海川家
「手紙―と言っていいのかは分からんが、この筆跡、君なら分かるのでは?」
「七年も経ちゃ筆跡も変わるだろ」
「荷物の搬送先は国王のいる王族世界なのだぞ? それに関連していると考えるのが妥当なのではないのかね?」
「そのへんは、国王側近のてめーのお仕事だろ。俺にゃ関係ねー話だ」
「この一件は、君に要請した仕事の筈だがね?」
「なら今回の依頼達成の報酬はなんだよ?」
「そうだな、ここまで来てもらって土地の権利書というのも味がない。ふむ、……国王の情報、でどうだね?」
「興味ねーな」
「人工的に右目を造っているとしても、かね?」
彼女の顔色が変わった。
「造ってる、だと?」
桐弥の胸倉を掴み、引き寄せる。
「この眼はそう簡単に造れるものじゃねぇ!!」
「そう、ただの見せかけだ。だが、彼は自前の右目を犠牲にしてまでも国王の座に就いているのだよ。貪欲というか我が強いというか」
国王として天が定めた掟。それは特殊な右目を持って産まれる事だった。
「止めなかったのか。諌めなかったのか、側近だろ!」
「彼は俺に命令した。王族であり一国の国王の継承者の証である右目を造れとな。だが、何度も失敗しては彼は喚き叫んだ」
健康な右目を抉って人工的な目を何度も入れて。失敗の度に痛みに耐えられず叫んで。
「……そうまでして国王の座が欲しいのかよ……理解できねー」
「俺も国王軍総帥という立場にはあるが、技術局長を務めているのは君も知っていよう」
「まさか、お前―」
桐弥は悪戯な笑みを浮かべた。
「粗悪品ばかりを提出している。
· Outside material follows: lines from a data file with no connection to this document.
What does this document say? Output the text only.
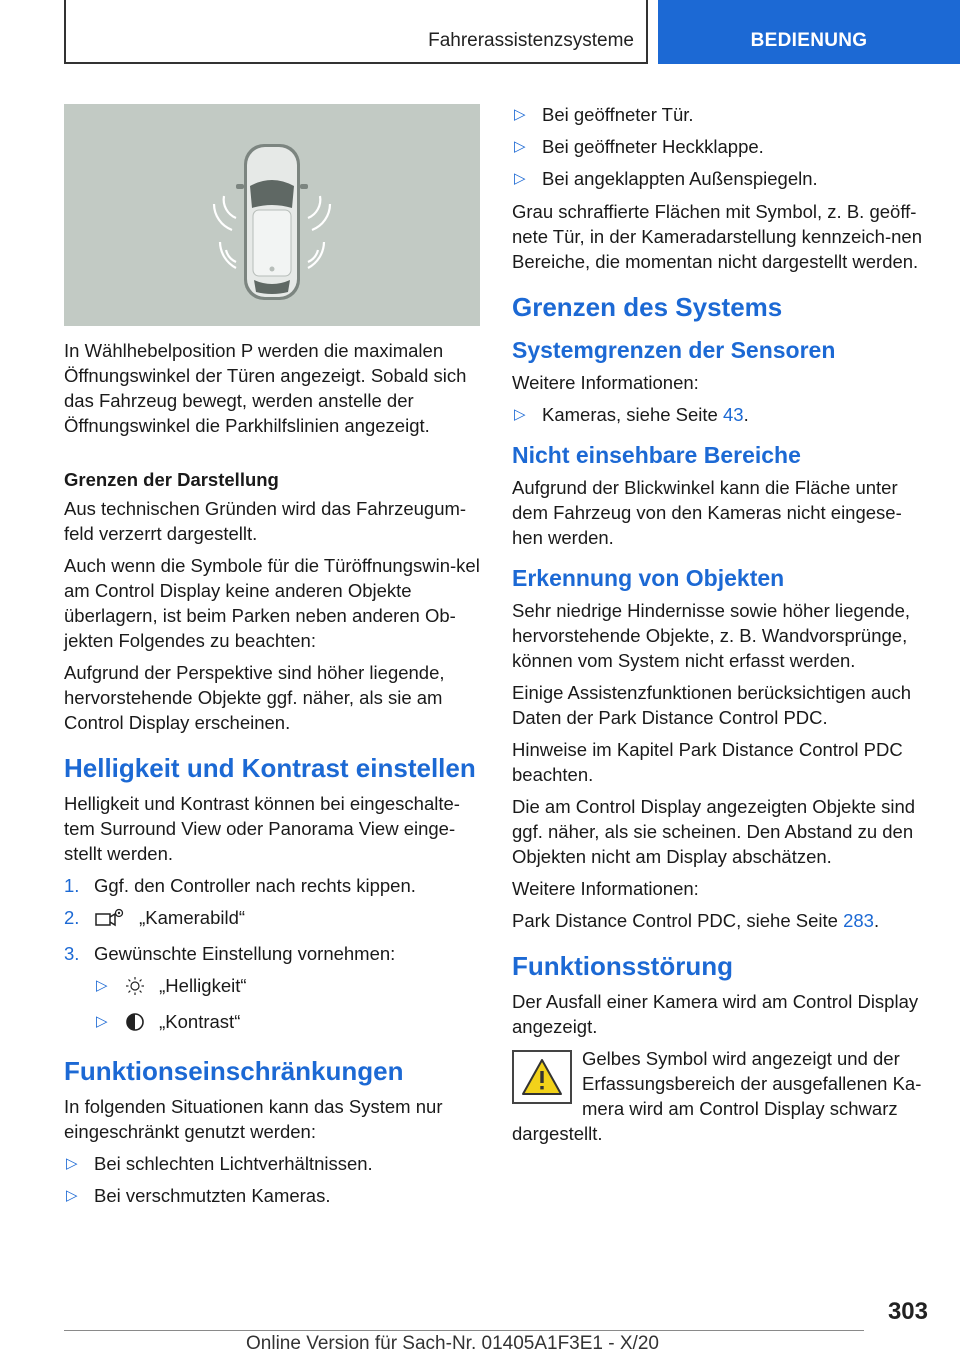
Fahrerassistenzsysteme	BEDIENUNG

In Wählhebelposition P werden die maximalen Öffnungswinkel der Türen angezeigt. Sobald sich das Fahrzeug bewegt, werden anstelle der Öffnungswinkel die Parkhilfslinien angezeigt.

Grenzen der Darstellung

Aus technischen Gründen wird das Fahrzeugum-feld verzerrt dargestellt.

Auch wenn die Symbole für die Türöffnungswin-kel am Control Display keine anderen Objekte überlagern, ist beim Parken neben anderen Ob-jekten Folgendes zu beachten:

Aufgrund der Perspektive sind höher liegende, hervorstehende Objekte ggf. näher, als sie am Control Display erscheinen.

Helligkeit und Kontrast einstellen

Helligkeit und Kontrast können bei eingeschalte-tem Surround View oder Panorama View einge-stellt werden.

1. Ggf. den Controller nach rechts kippen.
2.	„Kamerabild“
3. Gewünschte Einstellung vornehmen:
▷	„Helligkeit“
▷	„Kontrast“
Funktionseinschränkungen

In folgenden Situationen kann das System nur eingeschränkt genutzt werden:

▷ Bei schlechten Lichtverhältnissen.
▷ Bei verschmutzten Kameras.
▷ Bei geöffneter Tür.
▷ Bei geöffneter Heckklappe.
▷ Bei angeklappten Außenspiegeln.

Grau schraffierte Flächen mit Symbol, z. B. geöff-nete Tür, in der Kameradarstellung kennzeich-nen Bereiche, die momentan nicht dargestellt werden.

Grenzen des Systems
Systemgrenzen der Sensoren

Weitere Informationen:

▷ Kameras, siehe Seite 43.
Nicht einsehbare Bereiche

Aufgrund der Blickwinkel kann die Fläche unter dem Fahrzeug von den Kameras nicht eingese-hen werden.

Erkennung von Objekten

Sehr niedrige Hindernisse sowie höher liegende, hervorstehende Objekte, z. B. Wandvorsprünge, können vom System nicht erfasst werden.

Einige Assistenzfunktionen berücksichtigen auch Daten der Park Distance Control PDC.

Hinweise im Kapitel Park Distance Control PDC beachten.

Die am Control Display angezeigten Objekte sind ggf. näher, als sie scheinen. Den Abstand zu den Objekten nicht am Display abschätzen.

Weitere Informationen:

Park Distance Control PDC, siehe Seite 283.

Funktionsstörung

Der Ausfall einer Kamera wird am Control Display angezeigt.

Gelbes Symbol wird angezeigt und der Erfassungsbereich der ausgefallenen Ka-mera wird am Control Display schwarz dargestellt.

303
Online Version für Sach-Nr. 01405A1F3E1 - X/20
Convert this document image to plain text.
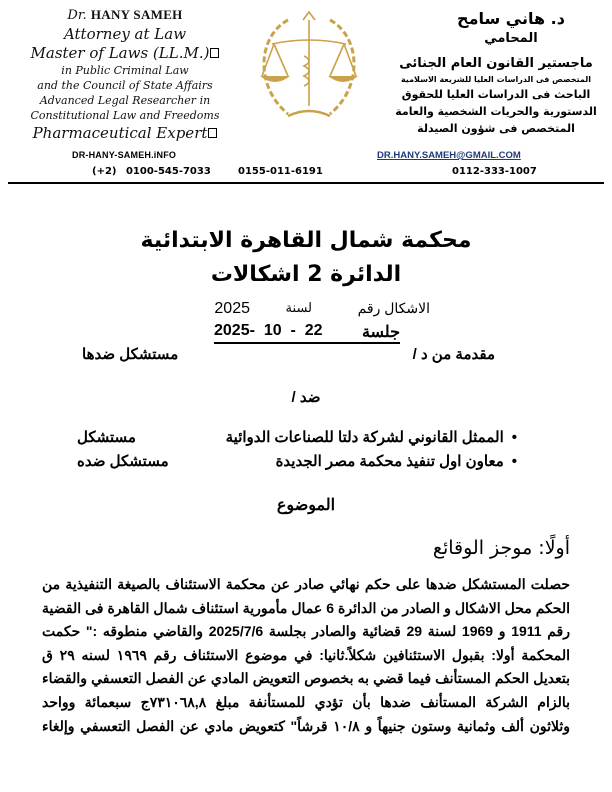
Dr. HANY SAMEH
Attorney at Law
Master of Laws (LL.M.)
in Public Criminal Law
and the Council of State Affairs
Advanced Legal Researcher in
Constitutional Law and Freedoms
Pharmaceutical Expert
DR-HANY-SAMEH.iNFO
(+2) 0100-545-7033	0155-011-6191
د. هاني سامح
المحامي
ماجستير القانون العام الجنائى
المتخصص فى الدراسات العليا للشريعة الاسلامية
الباحث فى الدراسات العليا للحقوق
الدستورية والحريات الشخصية والعامة
المتخصص فى شؤون الصيدلة
DR.HANY.SAMEH@GMAIL.COM
0112-333-1007
محكمة شمال القاهرة الابتدائية
الدائرة 2 اشكالات
الاشكال رقم
لسنة
2025
جلسة
2025-  10  -  22
مقدمة من د /
مستشكل ضدها
ضد /
•الممثل القانوني لشركة دلتا للصناعات الدوائية
مستشكل
•معاون اول تنفيذ محكمة مصر الجديدة
مستشكل ضده
الموضوع
أولًا: موجز الوقائع
حصلت المستشكل ضدها على حكم نهائي صادر عن محكمة الاستئناف بالصيغة التنفيذية من
الحكم محل الاشكال و الصادر من الدائرة 6 عمال مأمورية استئناف شمال القاهرة فى القضية
رقم 1911 و 1969 لسنة 29 قضائية والصادر بجلسة 2025/7/6 والقاضي منطوقه :" حكمت
المحكمة أولا: بقبول الاستئنافين شكلاً.ثانيا: في موضوع الاستئناف رقم ١٩٦٩ لسنه ٢٩ ق
بتعديل الحكم المستأنف فيما قضي به بخصوص التعويض المادي عن الفصل التعسفي والقضاء
بالزام الشركة المستأنف ضدها بأن تؤدي للمستأنفة مبلغ ٧٣١٠٦٨,٨ج سبعمائة وواحد
وثلاثون ألف وثمانية وستون جنيهاً و ١٠/٨ قرشاً" كتعويض مادي عن الفصل التعسفي وإلغاء
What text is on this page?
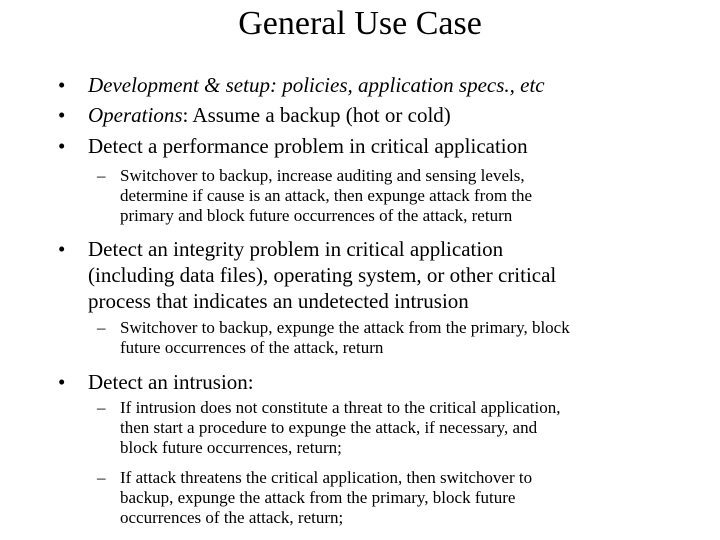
General Use Case
• Development & setup: policies, application specs., etc
• Operations: Assume a backup (hot or cold)
• Detect a performance problem in critical application
– Switchover to backup, increase auditing and sensing levels,
determine if cause is an attack, then expunge attack from the
primary and block future occurrences of the attack, return
• Detect an integrity problem in critical application
(including data files), operating system, or other critical
process that indicates an undetected intrusion
– Switchover to backup, expunge the attack from the primary, block
future occurrences of the attack, return
• Detect an intrusion:
– If intrusion does not constitute a threat to the critical application,
then start a procedure to expunge the attack, if necessary, and
block future occurrences, return;
– If attack threatens the critical application, then switchover to
backup, expunge the attack from the primary, block future
occurrences of the attack, return;
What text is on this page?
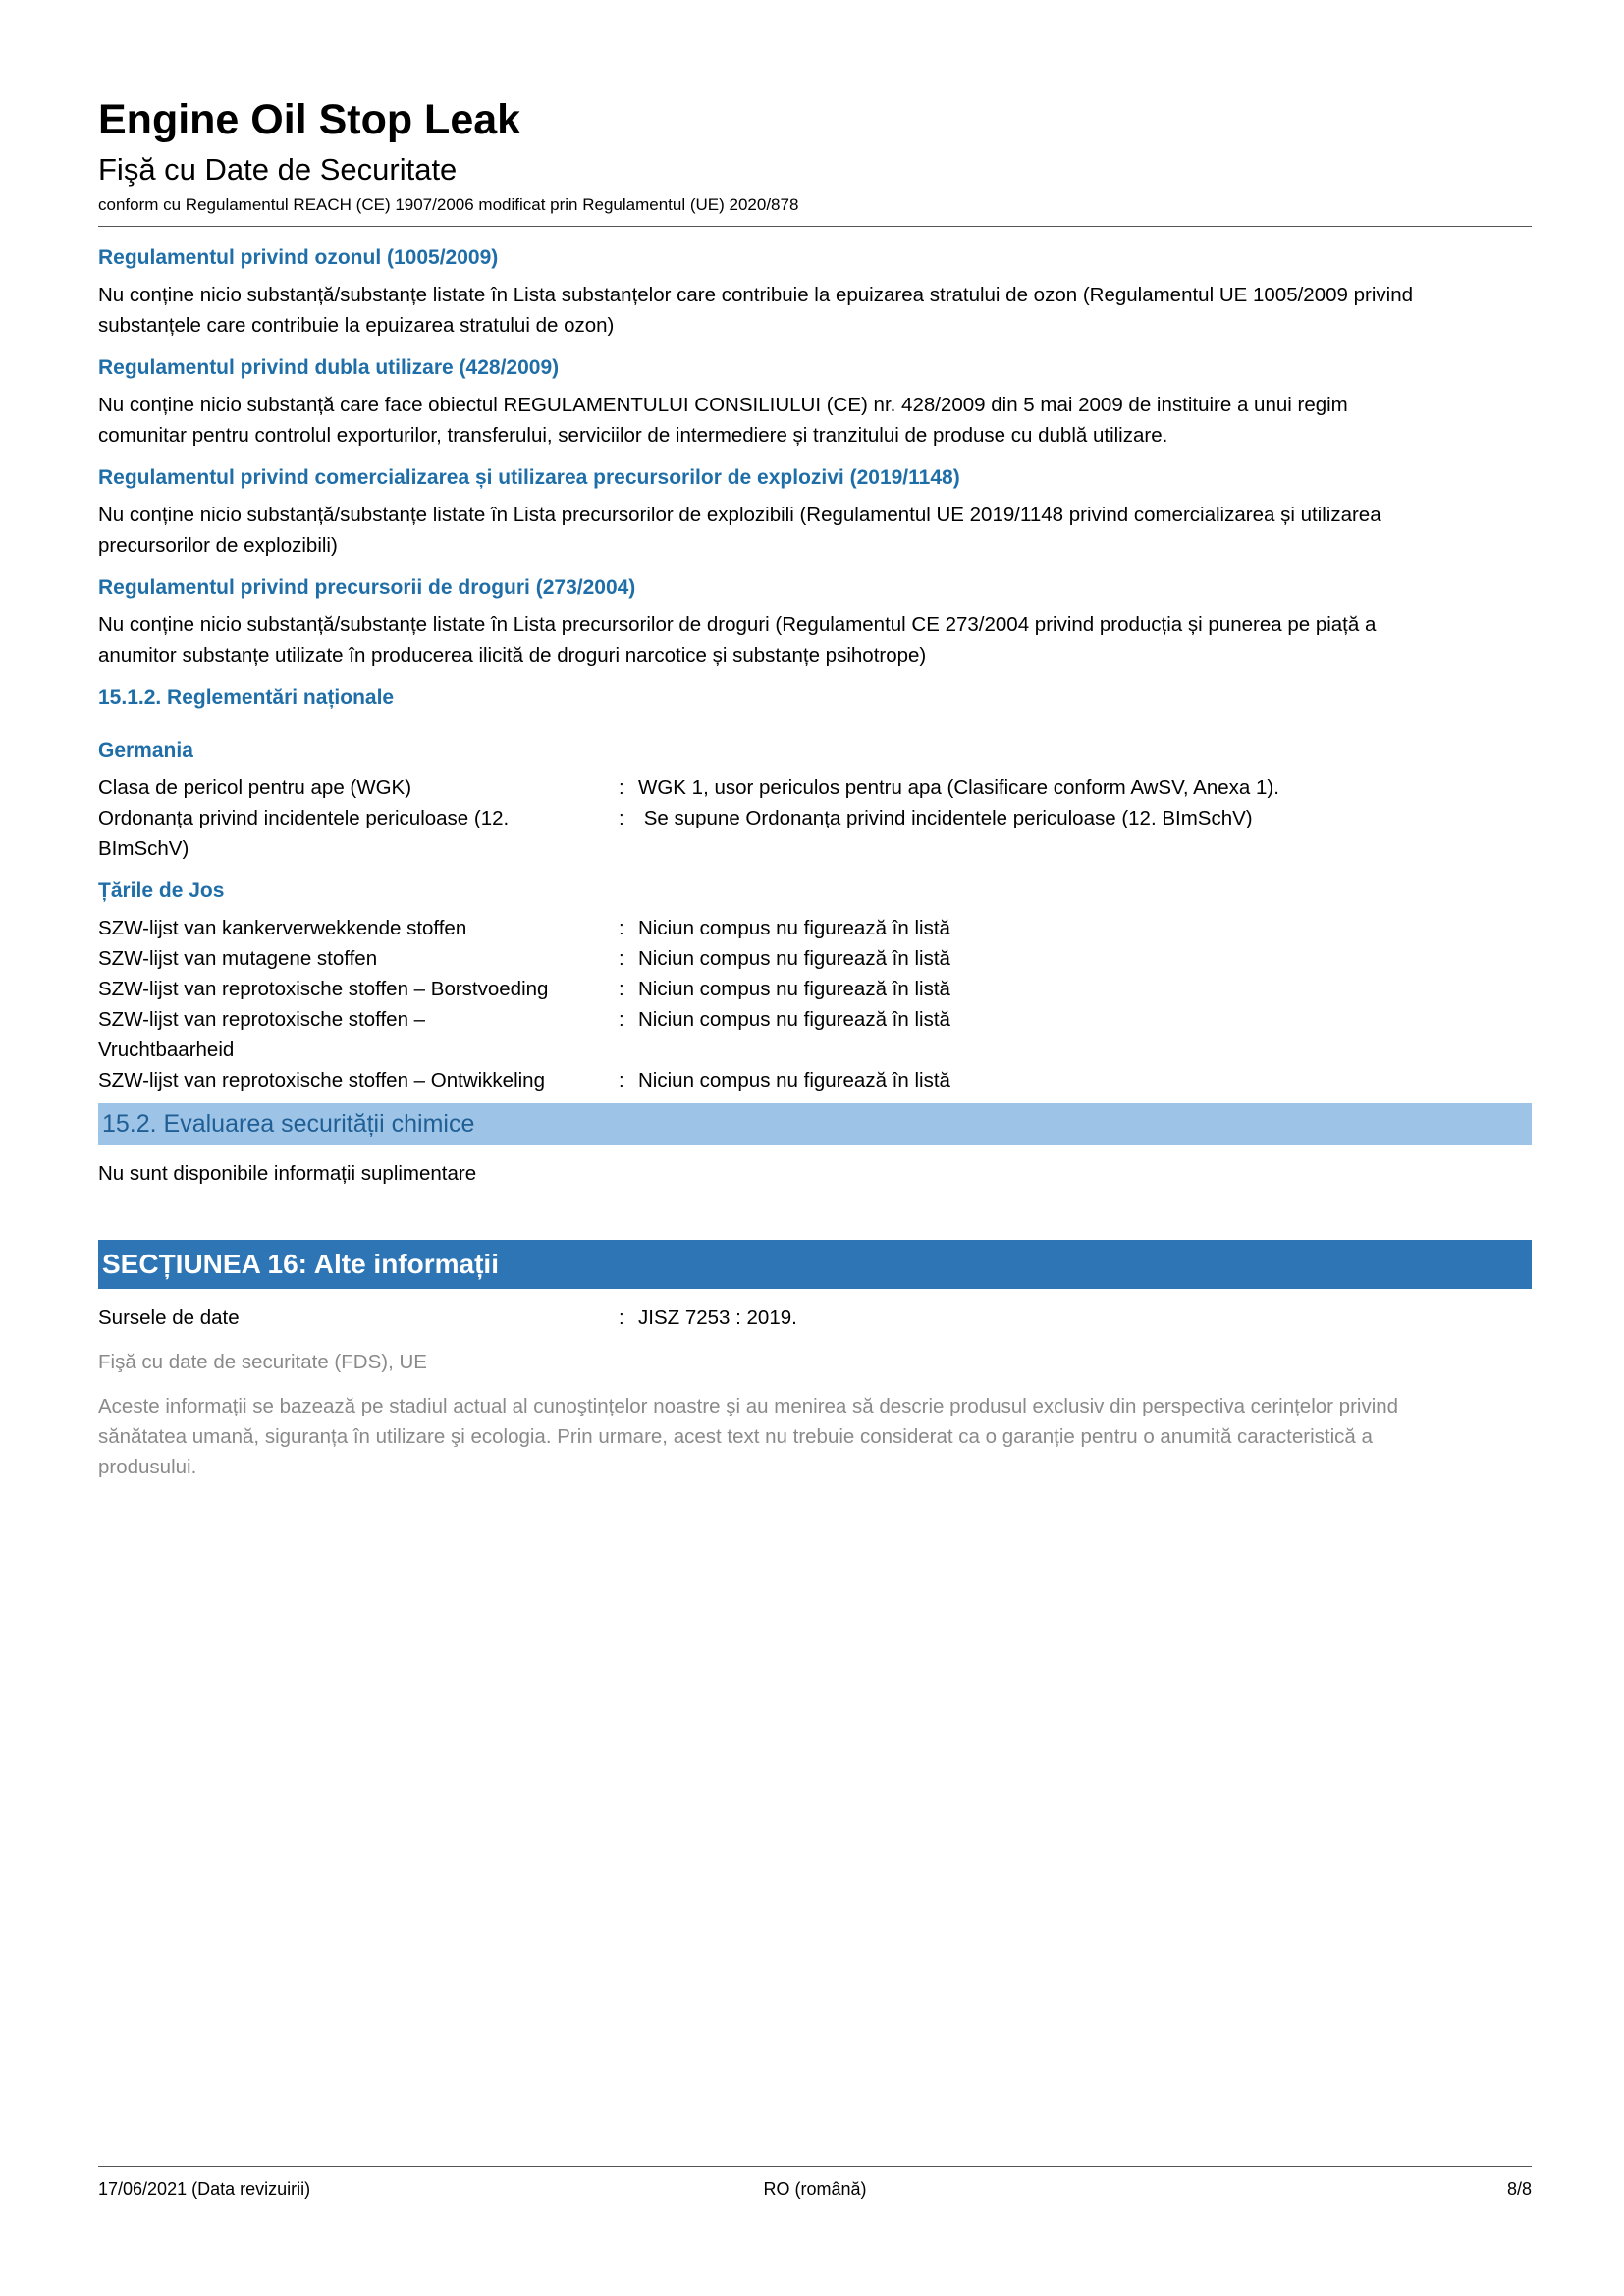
Engine Oil Stop Leak
Fişă cu Date de Securitate
conform cu Regulamentul REACH (CE) 1907/2006 modificat prin Regulamentul (UE) 2020/878
Regulamentul privind ozonul (1005/2009)
Nu conține nicio substanță/substanțe listate în Lista substanțelor care contribuie la epuizarea stratului de ozon (Regulamentul UE 1005/2009 privind
substanțele care contribuie la epuizarea stratului de ozon)
Regulamentul privind dubla utilizare (428/2009)
Nu conține nicio substanță care face obiectul REGULAMENTULUI CONSILIULUI (CE) nr. 428/2009 din 5 mai 2009 de instituire a unui regim
comunitar pentru controlul exporturilor, transferului, serviciilor de intermediere și tranzitului de produse cu dublă utilizare.
Regulamentul privind comercializarea și utilizarea precursorilor de explozivi (2019/1148)
Nu conține nicio substanță/substanțe listate în Lista precursorilor de explozibili (Regulamentul UE 2019/1148 privind comercializarea și utilizarea
precursorilor de explozibili)
Regulamentul privind precursorii de droguri (273/2004)
Nu conține nicio substanță/substanțe listate în Lista precursorilor de droguri (Regulamentul CE 273/2004 privind producția și punerea pe piață a
anumitor substanțe utilizate în producerea ilicită de droguri narcotice și substanțe psihotrope)
15.1.2. Reglementări naționale
Germania
Clasa de pericol pentru ape (WGK)	: WGK 1, usor periculos pentru apa (Clasificare conform AwSV, Anexa 1).
Ordonanța privind incidentele periculoase (12.
BImSchV)
: Se supune Ordonanța privind incidentele periculoase (12. BImSchV)
Țările de Jos
SZW-lijst van kankerverwekkende stoffen	: Niciun compus nu figurează în listă
SZW-lijst van mutagene stoffen	: Niciun compus nu figurează în listă
SZW-lijst van reprotoxische stoffen – Borstvoeding	: Niciun compus nu figurează în listă
SZW-lijst van reprotoxische stoffen –
Vruchtbaarheid
: Niciun compus nu figurează în listă
SZW-lijst van reprotoxische stoffen – Ontwikkeling	: Niciun compus nu figurează în listă
15.2. Evaluarea securității chimice
Nu sunt disponibile informații suplimentare
SECȚIUNEA 16: Alte informații
Sursele de date	: JISZ 7253 : 2019.
Fişă cu date de securitate (FDS), UE
Aceste informații se bazează pe stadiul actual al cunoştințelor noastre şi au menirea să descrie produsul exclusiv din perspectiva cerințelor privind
sănătatea umană, siguranța în utilizare şi ecologia. Prin urmare, acest text nu trebuie considerat ca o garanție pentru o anumită caracteristică a
produsului.
17/06/2021 (Data revizuirii)	RO (română)	8/8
なにせ、特殊な目の造り方などはどの文献にも載っていない事だからな、責められる要因はあるまい」
「いつか気づかれるぞ」
「その時はその時さ。口先だけは達者なのでね」
「自分で言う事かよ」
「これでも、あの男の信頼は俺が一番よく得ている。でなければ、こんな計画も国王直属の側近軍属に任せるワケがなかろう」
まぁ、それは尤もな意見だ。筋が通っている。信用できる人間にしか自分の正体を知らせようとはしないのは勿論の事、そんな事は話さないし持ちかけようともしないだろう。彼女が知ってる現国王は、誰一人として信用せず、自分だけしか信じていなかった男だ。だがそれを、この桐弥が成し遂げた。信頼に値すると、決意させたのだ。